Before grayscale variation -
Geek box term. Before
calibration, using the television's best available presets, the average amount of variation from an ideal of 6,500K, measured over the entire range of the
grayscale--typically 20 to 100
IRE in 10-IRE increments.
bit rate -
Typically measured in megabits per second (Mbps); used to express the rate at which data is transmitted or processed. For digital television, including digital satellite and cable TV, DVD and HDTV, the higher the bit rate, the more data that is processed and, typically, the higher the picture quality. The DVD format allows up to 9.8Mbps, while HDTV requires 19.25Mbps for full- bandwidth transmission.
black level
- The intensity of black in the television picture, frequently referred to as brightness; adjusted to compensate for ambient room light. Black level is set with a TV's brightness control using a
PLUGE test pattern.
Setting black level correctly is critical to overall picture quality, particularly the ability to see detail in dimly lit scenes of a movie. The term also refers to the ability of a display to produce an inky, deep black, which is often a problem in
fixed-pixel displays.
broadcast flag
- Copy-protection scheme for over-the-air DTV broadcasts that restricts recording of "flagged" shows.
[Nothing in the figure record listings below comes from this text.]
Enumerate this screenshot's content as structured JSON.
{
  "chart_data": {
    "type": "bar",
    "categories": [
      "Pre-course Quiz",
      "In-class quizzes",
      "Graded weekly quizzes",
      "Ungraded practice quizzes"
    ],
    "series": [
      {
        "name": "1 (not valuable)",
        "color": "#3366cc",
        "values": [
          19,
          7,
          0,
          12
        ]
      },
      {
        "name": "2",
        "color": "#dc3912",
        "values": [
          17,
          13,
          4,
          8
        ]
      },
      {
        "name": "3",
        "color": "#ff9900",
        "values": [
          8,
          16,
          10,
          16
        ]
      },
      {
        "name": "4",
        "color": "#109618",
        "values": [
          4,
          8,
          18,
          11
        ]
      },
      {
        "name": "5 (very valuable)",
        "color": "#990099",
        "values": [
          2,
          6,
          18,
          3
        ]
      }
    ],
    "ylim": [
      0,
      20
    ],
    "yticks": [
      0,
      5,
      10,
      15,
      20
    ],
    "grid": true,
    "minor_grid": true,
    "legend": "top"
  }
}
Its function applies only to digital outputs on DTV devices, specifically DTV receivers, TVs, and PC-based DTV tuner cards. Forthcoming flag-compliant products will refuse to digitally output/transfer any flagged show to a nonflagged legacy device or software.
Blu-ray
- Format for next-generation recordable
HD DVD that uses a shorter-wave blue laser and is supported by most major DVD manufacturers. A single-sided, single-layer disc can hold 25GB of data.